Nachfrage brach erst 2011 ein

Das Stammwerk an der Wolga hatte die Produktion des Modells bereits eingestellt. Für das marode Autowerk in Ischewsk war er aber eine Rettung, als der größte russische Autobauer Avtovaz 2011 die Produktion in die Stadt gut tausend Kilometer östlich von Moskau verlegte. Es fanden sich immer noch Liebhaber des Fiat 124 mit Hinterradantrieb, Trommelbremsen hinten und angemessener Bodenfreiheit. In den vergangenen sechs Monaten sank die Nachfrage jedoch um 71 Prozent. Der "Siebener" war nicht mehr zu retten. Für Ischewsk war es der Verlust einer zweiten symbolträchtigen Marke, nachdem die Waffenfabrik die Kalaschnikow-Produktion eingestellt hatte.

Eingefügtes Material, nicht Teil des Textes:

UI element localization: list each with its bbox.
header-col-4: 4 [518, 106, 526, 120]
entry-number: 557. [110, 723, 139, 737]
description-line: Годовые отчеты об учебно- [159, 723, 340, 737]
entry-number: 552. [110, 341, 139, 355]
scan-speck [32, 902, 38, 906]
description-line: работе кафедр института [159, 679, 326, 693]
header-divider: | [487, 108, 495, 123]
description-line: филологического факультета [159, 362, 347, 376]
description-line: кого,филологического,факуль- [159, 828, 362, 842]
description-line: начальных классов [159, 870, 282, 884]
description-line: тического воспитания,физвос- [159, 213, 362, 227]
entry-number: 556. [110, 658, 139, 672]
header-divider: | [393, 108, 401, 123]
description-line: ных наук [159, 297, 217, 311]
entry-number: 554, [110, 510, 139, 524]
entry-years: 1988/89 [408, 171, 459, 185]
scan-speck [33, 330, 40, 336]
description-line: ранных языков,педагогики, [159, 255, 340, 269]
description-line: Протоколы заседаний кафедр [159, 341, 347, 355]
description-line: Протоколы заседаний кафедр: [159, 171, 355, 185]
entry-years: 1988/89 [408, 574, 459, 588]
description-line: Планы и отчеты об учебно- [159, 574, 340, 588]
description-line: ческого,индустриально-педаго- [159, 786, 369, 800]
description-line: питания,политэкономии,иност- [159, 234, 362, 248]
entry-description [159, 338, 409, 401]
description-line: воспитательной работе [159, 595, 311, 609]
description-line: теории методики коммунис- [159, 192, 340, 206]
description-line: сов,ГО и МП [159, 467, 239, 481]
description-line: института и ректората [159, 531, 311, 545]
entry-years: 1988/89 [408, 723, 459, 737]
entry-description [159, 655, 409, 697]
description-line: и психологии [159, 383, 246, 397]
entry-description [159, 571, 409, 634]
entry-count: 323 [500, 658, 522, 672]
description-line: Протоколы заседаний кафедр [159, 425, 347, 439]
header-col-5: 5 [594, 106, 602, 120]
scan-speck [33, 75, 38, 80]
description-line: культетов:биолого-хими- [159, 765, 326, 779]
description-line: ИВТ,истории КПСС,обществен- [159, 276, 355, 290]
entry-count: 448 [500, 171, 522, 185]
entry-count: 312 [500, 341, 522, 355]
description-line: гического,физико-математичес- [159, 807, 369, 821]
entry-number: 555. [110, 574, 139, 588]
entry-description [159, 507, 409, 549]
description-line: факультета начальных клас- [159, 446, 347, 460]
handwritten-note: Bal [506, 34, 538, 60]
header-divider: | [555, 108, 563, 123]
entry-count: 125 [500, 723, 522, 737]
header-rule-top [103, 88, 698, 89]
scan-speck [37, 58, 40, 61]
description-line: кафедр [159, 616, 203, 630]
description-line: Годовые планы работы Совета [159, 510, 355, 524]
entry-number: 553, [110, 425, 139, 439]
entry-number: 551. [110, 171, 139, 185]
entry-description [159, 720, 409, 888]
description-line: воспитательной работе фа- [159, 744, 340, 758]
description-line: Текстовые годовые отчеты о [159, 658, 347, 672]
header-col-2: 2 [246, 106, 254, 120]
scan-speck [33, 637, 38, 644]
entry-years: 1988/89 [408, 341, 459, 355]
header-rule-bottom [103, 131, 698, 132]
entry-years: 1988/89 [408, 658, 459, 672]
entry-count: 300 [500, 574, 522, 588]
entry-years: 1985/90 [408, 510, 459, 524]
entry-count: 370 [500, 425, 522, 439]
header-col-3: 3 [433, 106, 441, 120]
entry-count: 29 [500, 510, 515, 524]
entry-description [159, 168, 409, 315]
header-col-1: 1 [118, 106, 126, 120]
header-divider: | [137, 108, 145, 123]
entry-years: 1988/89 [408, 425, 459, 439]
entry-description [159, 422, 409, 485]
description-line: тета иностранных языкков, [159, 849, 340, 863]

Das Simpelauto Lada wurde vor 45 Jahren nicht etwa aus Rücksicht auf die Armut der Sowjetbevölkerung ins Leben gerufen, im Gegenteil. Ministerpräsident Alexej Kossygin stellte fest, dass zu viel Geld unterm Volk war. Als Abhilfe schlug er vor, ein richtiges Massenauto zu bauen, für das die Leute ihre Ersparnisse ausgeben könnten. Dafür sollte ein großes neues Werk entstehen.

Italien bekam den Zuschlag: Das Angebot von Fiat war günstiger als die der Konkurrenz. Auch der politische Aspekt spielte eine Rolle. In Italien tobten Klassenkämpfe, und der sowjetische Großauftrag sah wie Bruderhilfe für italienische Werktätige aus.

An der mittleren Wolga wurde eine Autostadt aus dem Boden gestampft und auf den Namen des langjährigen italienischen Kommunistenchefs Palmiro Togliatti getauft. 1971 rollte der russische Fiat als "WAZ 2101" durch die Straßen, der zum Lada 2107 weiterentwickelt wurde.

In der postsowjetischen Zeit brachte der Lada-Hersteller modernere Modelle mit Frontantrieb auf den Markt. Sie konnten aber gegen westliche Automontagebetriebe, die wie Pilze aus dem Boden schossen, ohne staatliche Unterstützung nicht konkurrieren. Es kam so weit, dass Präsident Wladimir Putin sich ans Steuer setzte, um für den neuesten Lada Werbung zu machen.